Minnesota (8-4-4, 5-2-2 WCHA) finished with its first shutout of the season as the Badgers’ scoring woes continued. Wisconsin (5-10-0, 1-6-0 WCHA), second to last in the conference in goals per game, went scoreless for the second time this year despite registering 31 shots.
“I don’t think we’ll ever be a real high scoring power team, but we’re going through a real drought,” Eaves said. “We’re not getting any reward for our efforts, the reward being goals.”
Wisconsin’s power-play unit entered the night having only scored on 1-of-31 opportunities and again failed to produce. The Gophers, third in the WCHA on the penalty kill, withstood being a man under for almost seven minutes of the game and notched a shorthanded goal.
The hardest job likely belonged to the referees, who handed out a total of 17 penalties on the night (six for roughing). In addition to the penalties, the refs were on their toes breaking up potential fights between the rivals.
The first period lacked goals but not excitement. Fans of each school saw several tense moments as multiple turnovers led to prime scoring opportunities for both teams.
An errant Badger pass that ended up on the stick of Gopher Thomas Vanek in the UW zone almost put Wisconsin in a one-goal hole early in the period. A 2-on-1 rush that ended in a shot by Badger freshman A.J. Degenhardt came close to doing the same to Minnesota. On each play, the puck deflected off the post.
Minnesota went on the offensive several times in the first and kept UW goalie Scott Kabotoff moving. Despite the consistent pressure and plethora of shots, however, the Gophers could not produce any points.
The second period filled the scoring void thanks to two goals from the Gophers.

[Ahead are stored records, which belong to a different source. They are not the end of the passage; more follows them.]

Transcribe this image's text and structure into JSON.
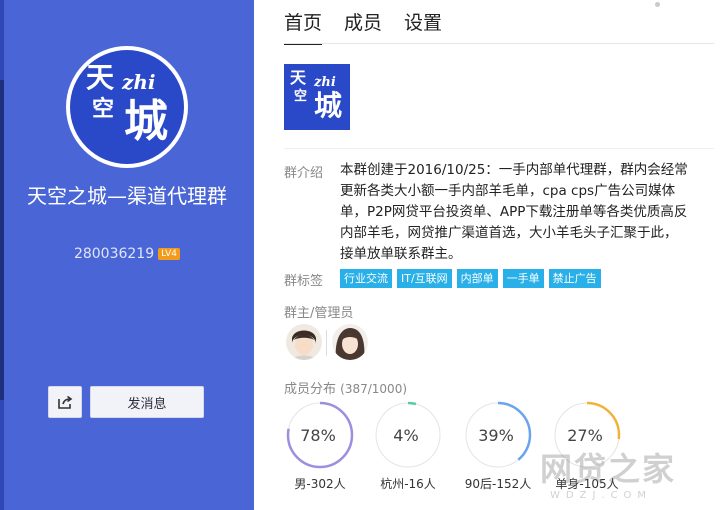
{
  "left_panel": {
    "logo_glyphs": [
      "天",
      "空",
      "zhi",
      "城"
    ],
    "group_name": "天空之城—渠道代理群",
    "group_id": "280036219",
    "level_badge": "LV4",
    "send_message_label": "发消息"
  },
  "tabs": [
    {
      "label": "首页",
      "active": true
    },
    {
      "label": "成员",
      "active": false
    },
    {
      "label": "设置",
      "active": false
    }
  ],
  "intro": {
    "label": "群介绍",
    "text": "本群创建于2016/10/25：一手内部单代理群，群内会经常更新各类大小额一手内部羊毛单，cpa cps广告公司媒体单，P2P网贷平台投资单、APP下载注册单等各类优质高反内部羊毛，网贷推广渠道首选，大小羊毛头子汇聚于此，接单放单联系群主。"
  },
  "tags": {
    "label": "群标签",
    "items": [
      "行业交流",
      "IT/互联网",
      "内部单",
      "一手单",
      "禁止广告"
    ]
  },
  "admins": {
    "label": "群主/管理员"
  },
  "distribution": {
    "label": "成员分布",
    "count": "(387/1000)",
    "stats": [
      {
        "percent": "78%",
        "value": 0.78,
        "caption": "男-302人",
        "color": "#9b8fe0"
      },
      {
        "percent": "4%",
        "value": 0.04,
        "caption": "杭州-16人",
        "color": "#5cc9a0"
      },
      {
        "percent": "39%",
        "value": 0.39,
        "caption": "90后-152人",
        "color": "#6aa3ee"
      },
      {
        "percent": "27%",
        "value": 0.27,
        "caption": "单身-105人",
        "color": "#f2b23a"
      }
    ]
  },
  "watermark": {
    "main": "网贷之家",
    "sub": "WDZJ.COM"
  },
  "colors": {
    "panel_blue": "#4a66d6",
    "tag_blue": "#2ab0e8",
    "badge_orange": "#f59b1b"
  }
}
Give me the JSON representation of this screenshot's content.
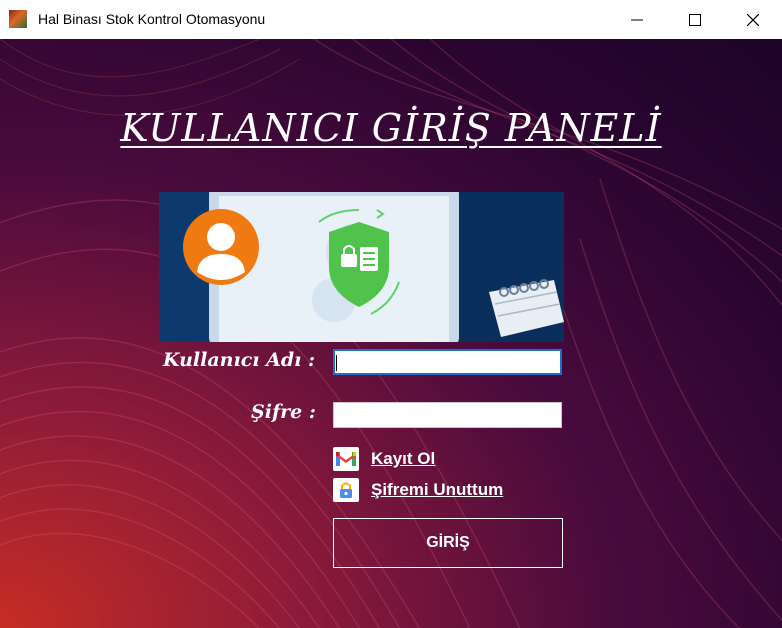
{
  "window": {
    "title": "Hal Binası Stok Kontrol Otomasyonu",
    "icon": "app-logo-icon"
  },
  "login": {
    "heading": "KULLANICI GİRİŞ PANELİ",
    "username_label": "Kullanıcı Adı :",
    "username_value": "",
    "password_label": "Şifre :",
    "password_value": "",
    "register_link": "Kayıt Ol",
    "register_icon": "gmail-icon",
    "forgot_link": "Şifremi Unuttum",
    "forgot_icon": "lock-icon",
    "login_button": "GİRİŞ"
  },
  "colors": {
    "background_dark": "#1d0428",
    "background_accent": "#c72d24",
    "focus_border": "#1f6fc4"
  }
}
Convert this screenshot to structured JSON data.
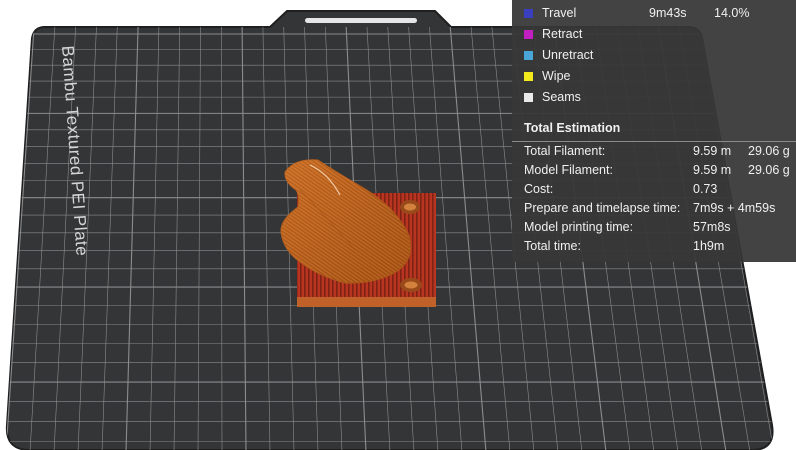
{
  "plate": {
    "label": "Bambu Textured PEI Plate"
  },
  "legend": {
    "items": [
      {
        "label": "Travel",
        "color": "#3a3fbf",
        "time": "9m43s",
        "percent": "14.0%"
      },
      {
        "label": "Retract",
        "color": "#c21fc2",
        "time": "",
        "percent": ""
      },
      {
        "label": "Unretract",
        "color": "#4aa6d6",
        "time": "",
        "percent": ""
      },
      {
        "label": "Wipe",
        "color": "#f2ea1a",
        "time": "",
        "percent": ""
      },
      {
        "label": "Seams",
        "color": "#eaeaea",
        "time": "",
        "percent": ""
      }
    ]
  },
  "estimation": {
    "title": "Total Estimation",
    "rows": [
      {
        "label": "Total Filament:",
        "value": "9.59 m",
        "value2": "29.06 g"
      },
      {
        "label": "Model Filament:",
        "value": "9.59 m",
        "value2": "29.06 g"
      },
      {
        "label": "Cost:",
        "value": "0.73",
        "value2": ""
      },
      {
        "label": "Prepare and timelapse time:",
        "value": "7m9s + 4m59s",
        "value2": ""
      },
      {
        "label": "Model printing time:",
        "value": "57m8s",
        "value2": ""
      },
      {
        "label": "Total time:",
        "value": "1h9m",
        "value2": ""
      }
    ]
  },
  "colors": {
    "plate": "#333436",
    "grid": "#8b8c8e",
    "model_orange": "#c9651c",
    "model_base_red": "#b83722"
  }
}
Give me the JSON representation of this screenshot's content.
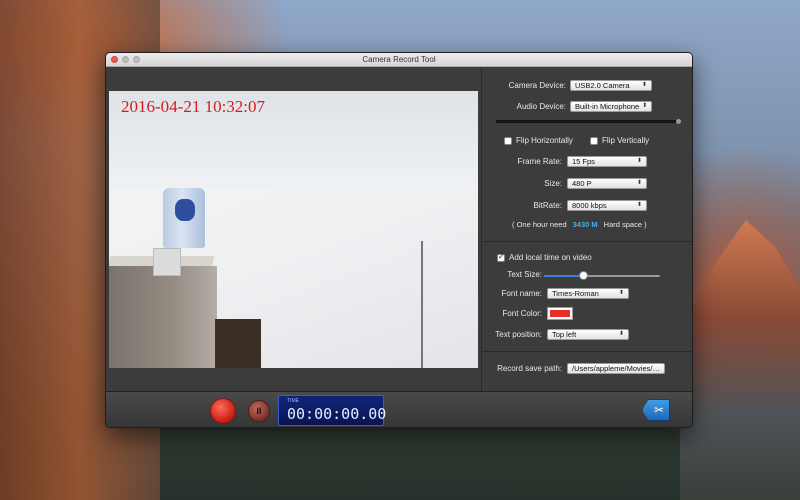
{
  "window": {
    "title": "Camera Record Tool"
  },
  "video": {
    "timestamp": "2016-04-21 10:32:07"
  },
  "settings": {
    "camera_device": {
      "label": "Camera Device:",
      "value": "USB2.0 Camera"
    },
    "audio_device": {
      "label": "Audio Device:",
      "value": "Built-in Microphone"
    },
    "flip_horizontal": {
      "label": "Flip Horizontally",
      "checked": false
    },
    "flip_vertical": {
      "label": "Flip Vertically",
      "checked": false
    },
    "frame_rate": {
      "label": "Frame Rate:",
      "value": "15 Fps"
    },
    "size": {
      "label": "Size:",
      "value": "480 P"
    },
    "bitrate": {
      "label": "BitRate:",
      "value": "8000 kbps"
    },
    "space_note": {
      "prefix": "( One hour need",
      "value": "3430 M",
      "suffix": "Hard space )"
    }
  },
  "overlay": {
    "add_time": {
      "label": "Add local time on video",
      "checked": true
    },
    "text_size": {
      "label": "Text Size:",
      "level": 0.33
    },
    "font_name": {
      "label": "Font name:",
      "value": "Times-Roman"
    },
    "font_color": {
      "label": "Font Color:",
      "color": "#e63224"
    },
    "text_position": {
      "label": "Text position:",
      "value": "Top left"
    }
  },
  "save_path": {
    "label": "Record save path:",
    "value": "/Users/appleme/Movies/…"
  },
  "controls": {
    "timer_caption": "TIME",
    "timer_value": "00:00:00.00"
  },
  "icons": {
    "record": "record-icon",
    "pause": "pause-icon",
    "scissors": "scissors-icon"
  },
  "colors": {
    "accent": "#3fb2e8",
    "record_red": "#d61c1c"
  }
}
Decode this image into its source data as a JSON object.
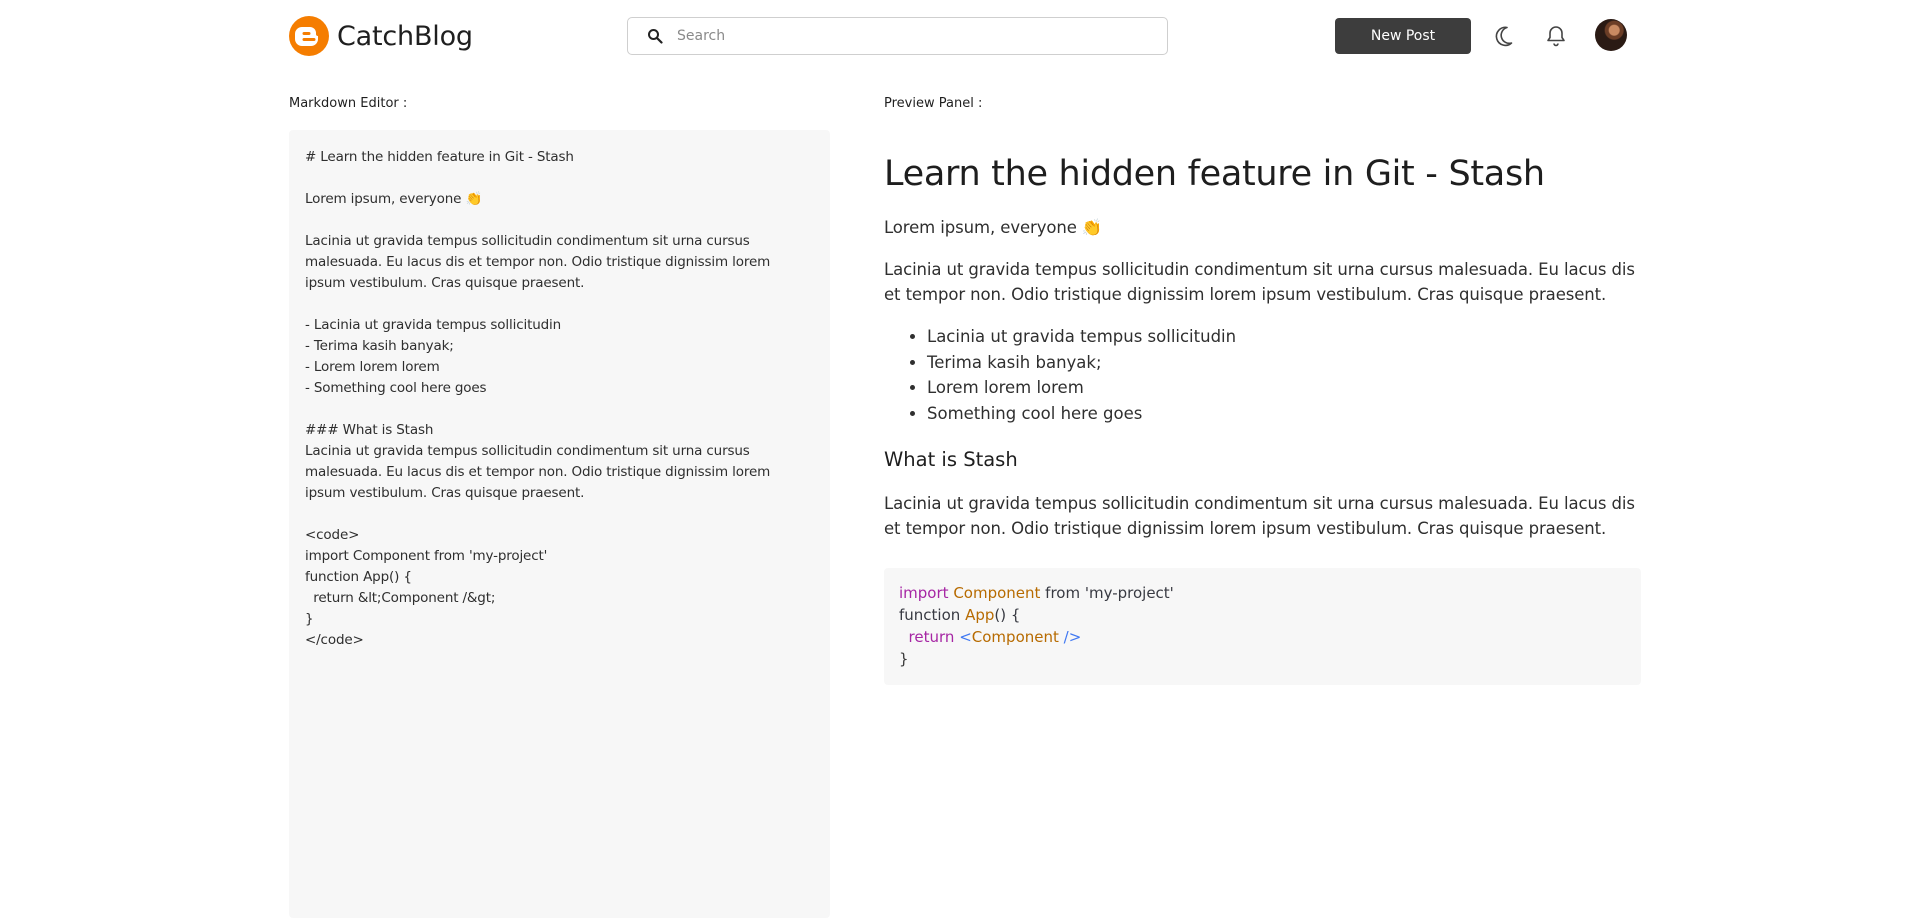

The Badgers’ difficulties on the man advantage were taken to a new level as UM’s first goal came shorthanded at 12:40.
Defenseman Chris Harrington started the scoring after receiving the puck at the far edge of the faceoff circle from Nick Anthony. Harrington wound up for the shot before the pass was off, rifling a slapshot that Kabotoff did not see coming.
“What was disappointing about that goal was the fact that we got outworked,” Eaves said. “Our backcheckers didn’t do the job; that was a defenseman that beat us up the ice and scored.”
Gino Guyer notched his seventh goal of the season at 6:19 to put his team up 2-0. Defenseman Matt DeMarchi sent a pass to the middle that the freshman fired into the net.
Only moments later Badger Rene Bourque backhanded a rebound into the Gopher net. The Kohl Center erupted and the UW band started playing before it was made known that a hooking penalty on Harrington had stopped play before the score.
Minnesota got its last goal from Dan Welch. With half a minute left, the junior left wing scored on a far wrist shot that seemed to catch Kabotoff off-guard.
“Coach went over everything he needed to, there was nothing surprising,” said Badger freshman Adam Burish. “We just didn’t execute.”
The win brings the Gophers one step closer to regaining the top-5 ranking they held in the beginning of the season, and aids in their quest to make a run for a second straight national championship. Wisconsin, on the other hand, needs to worry about working its way out of the WCHA basement.
Wisconsin and Minnesota will continue their heated rivalry Saturday night at 7:05 at the Kohl Center in Madison.
“Until we play three periods we won’t win a game,” Boeser said. “That’s the way it has to be.”